After collections devoted to Duparc, Fauré and Poulenc, pianist Malcolm Martineau adds Ravel to the surveys of French song he has curated for Signum, nicely timed for the composer’s 150th anniversary this year. As before, Martineau is partnered by a lineup of mostly British singers, who tackle the songs as if determined to demonstrate that this repertoire should never be seen as the exclusive preserve of Francophone artists.
The settings, 37 of them altogether, are arranged chronologically across the two discs, from the Ballade de la Reine Morte d’Aimer (Ballad of the Queen Killed by Love), which Ravel composed in 1893 when he was just 18 but already showing the fastidious ear for texture and colour that would characterise all his music, to the three settings that make up Don Quichotte à Dulcinée, originally commissioned for a film by Pabst starring the great Russian bass Chaliapin, but belatedly completed in 1934, three years before Ravel’s death.
Martineau is of course the common denominator through the discs, whether evoking the shimmering orchestral colours in the piano version of Shéhérazade (which does, though, recruit a flute for the second number, La Flûte Enchantée), the rustic humour of the Chants Mélodies Populaires Grecques, or the pictorial impressions of Histoires Naturelles, while the exquisite Trois Poèmes de Stéphane Mallarmé are performed in Ravel’s original instrumentation with the soprano partnered by two flutes, two clarinets and string quartet.
For many, though it will be the one-off songs, those that do not form part of a well-known cycle or set, that are the big discoveries here, whether it’s the early, bleak setting of Verlaine, Un Grand Sommeil Noir from 1895, or the touching little Tripatos from 1909, an arrangement of a Greek folk song that Ravel composed after his father’s death.

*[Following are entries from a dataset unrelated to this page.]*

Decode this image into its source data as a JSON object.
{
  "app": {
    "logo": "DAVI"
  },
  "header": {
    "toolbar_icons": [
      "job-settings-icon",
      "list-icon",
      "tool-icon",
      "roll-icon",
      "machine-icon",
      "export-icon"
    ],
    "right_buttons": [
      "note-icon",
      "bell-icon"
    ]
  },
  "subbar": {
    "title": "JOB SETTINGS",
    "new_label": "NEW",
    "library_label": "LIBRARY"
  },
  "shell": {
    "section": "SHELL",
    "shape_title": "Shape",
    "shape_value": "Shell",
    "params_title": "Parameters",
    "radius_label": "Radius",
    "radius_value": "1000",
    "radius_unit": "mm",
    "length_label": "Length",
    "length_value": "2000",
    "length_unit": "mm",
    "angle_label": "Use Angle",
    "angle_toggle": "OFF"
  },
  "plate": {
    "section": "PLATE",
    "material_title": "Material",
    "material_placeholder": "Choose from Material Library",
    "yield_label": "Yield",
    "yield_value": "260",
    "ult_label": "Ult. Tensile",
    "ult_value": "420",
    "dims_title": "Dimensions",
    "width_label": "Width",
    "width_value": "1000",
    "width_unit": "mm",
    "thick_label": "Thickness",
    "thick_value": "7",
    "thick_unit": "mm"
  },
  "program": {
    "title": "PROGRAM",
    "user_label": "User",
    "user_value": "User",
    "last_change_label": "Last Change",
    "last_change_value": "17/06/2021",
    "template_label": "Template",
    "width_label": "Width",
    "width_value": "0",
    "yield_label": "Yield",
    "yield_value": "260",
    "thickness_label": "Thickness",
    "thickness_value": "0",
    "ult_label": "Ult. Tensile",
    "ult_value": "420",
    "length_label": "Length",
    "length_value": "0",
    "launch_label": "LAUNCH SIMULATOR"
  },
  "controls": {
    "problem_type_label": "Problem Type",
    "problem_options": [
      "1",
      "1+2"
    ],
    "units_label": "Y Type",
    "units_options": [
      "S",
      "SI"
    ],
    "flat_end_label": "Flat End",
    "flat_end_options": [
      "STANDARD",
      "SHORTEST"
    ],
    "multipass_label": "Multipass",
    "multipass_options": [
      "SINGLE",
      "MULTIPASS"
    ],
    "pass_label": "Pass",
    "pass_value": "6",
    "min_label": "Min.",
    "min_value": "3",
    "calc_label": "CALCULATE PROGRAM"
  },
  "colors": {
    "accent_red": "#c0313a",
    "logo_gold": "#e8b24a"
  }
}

But among the better known numbers there are some fine performances, as well as a few disappointments: the soprano Paula Murrihy brings a real sultry intensity to Shéhérazade, and baritone Simon Keenlyside finds precisely the right light touch for the epigrammatic Histoires Naturelles, while the mezzo Julie Boulianne proves more convincing in the Mallermé settings than she is in Chansons Madécasses, perhaps the greatest of all Ravel’s vocal works. In the end, though, there are far more treats here than disappointments.